Da schrak er plötzlich zusammen von einem Geräusch, Fußtritte näherten sich und kaum 20 Yards von ihm stand Collinson, der gerade vom Maultier gestiegen war. Das Blut stieg in Keys Gesicht.

»Schon wieder zurück?« sagte der Besitzer der Mühle mit seinem müden Lächeln.

»Nein,« sagte Key schnell, »ich ordne nur meine Sachen.« Das Blut rötete bei dieser offenbaren Lüge seine Wangen. Hätte er vorher darüber nachdenken können, würde er Collinson freundlich begrüßt und ihm alles erzählt haben. Aber nun störte ihn die plötzliche Ueberrumpelung. Vielleicht hatte ja sein früherer Wirt gelogen und kannte die Existenz des verborgenen Hauses. Vielleicht – er hatte gestern abend von Silberfelsen gesprochen – wußte er etwas von der Ader. Key wandte sich mit einem ärgerlichen Gesicht an Collinson; aber dessen nächsten Worte zerstörten seine Gedanken.

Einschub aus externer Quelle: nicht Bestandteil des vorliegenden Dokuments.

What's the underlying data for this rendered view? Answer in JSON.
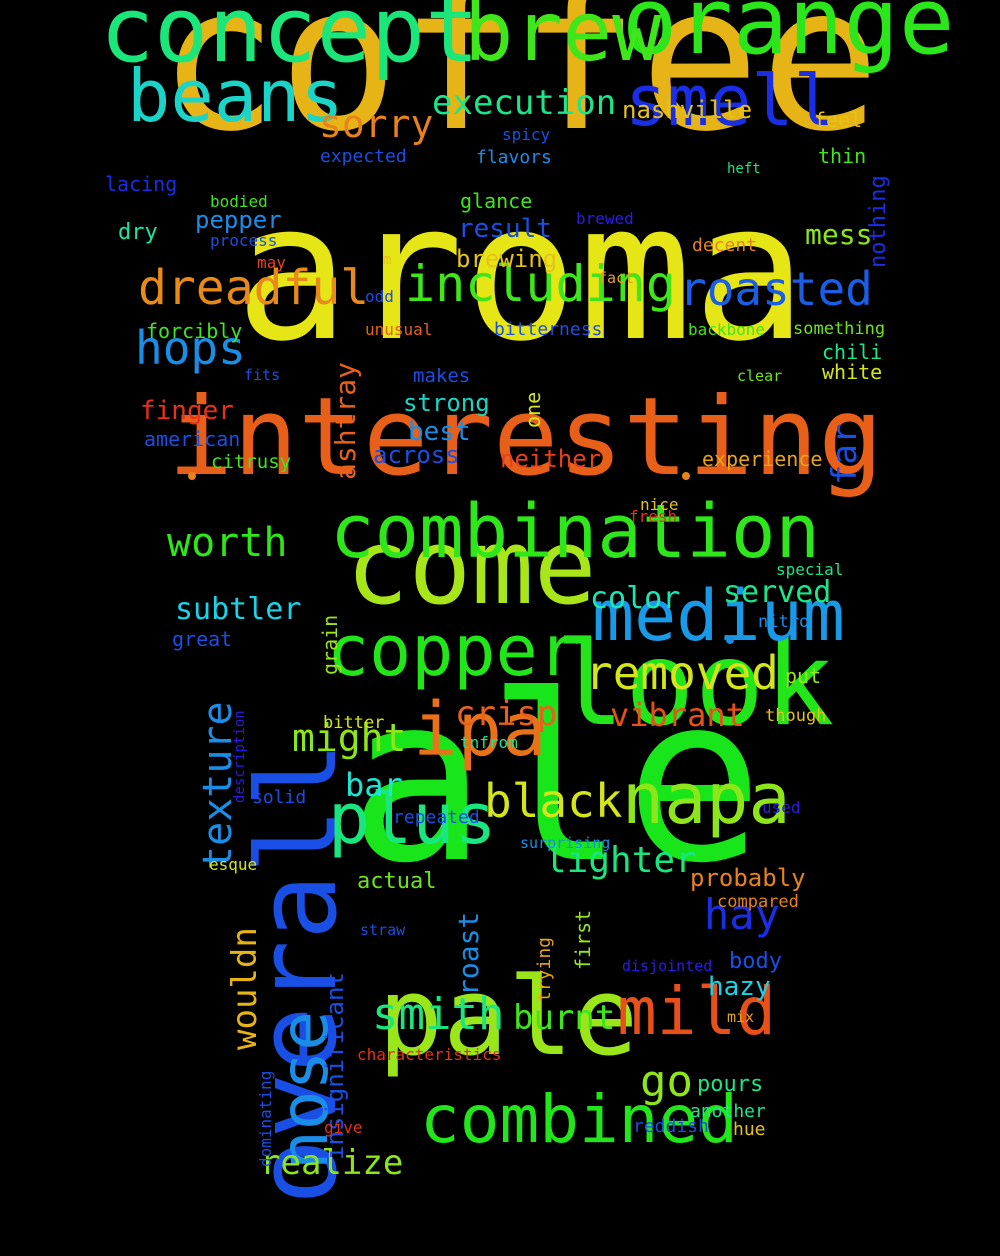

»Freut mich sehr, Euch zu treffen,« sagte er. »Nachdem Ihr mich verließet, sah ich Euch auf den brennenden Wald zureiten, anstatt denselben zu umgehen. Ich sagte zu mir selbst, daß Ihr vielleicht geradenwegs zu Skinner reiten wolltet. Er ist nicht gut auf mich zu sprechen, nun der leere Schweinekoben da; ich habe ihn auf Euch boys vertröstet, nun wird er nicht das Wagnis auf sich nehmen, mir zu helfen. So legte ich denn meine Beine über Jenny, sah Euch nach, um mit Euch zu Skinner zu gehen und für mich selbst zu sprechen.«

»Gewiß,« sagte Key in ausgelassener Fröhlichkeit und in dem einen Gedanken, Collinson recht schnell wegzuschaffen, »wir wollen zusammen gehen und dafür sorgen, daß der Schweinekoben gefüllt wird.« Er errötete über sein Glück, Collinsons so leicht ledig zu werden. »Laßt uns eilen, sonst könnte das Feuer auch schon die andere Landstraße ergriffen haben.« Mit diesen Worten bestieg er hastig sein Pferd.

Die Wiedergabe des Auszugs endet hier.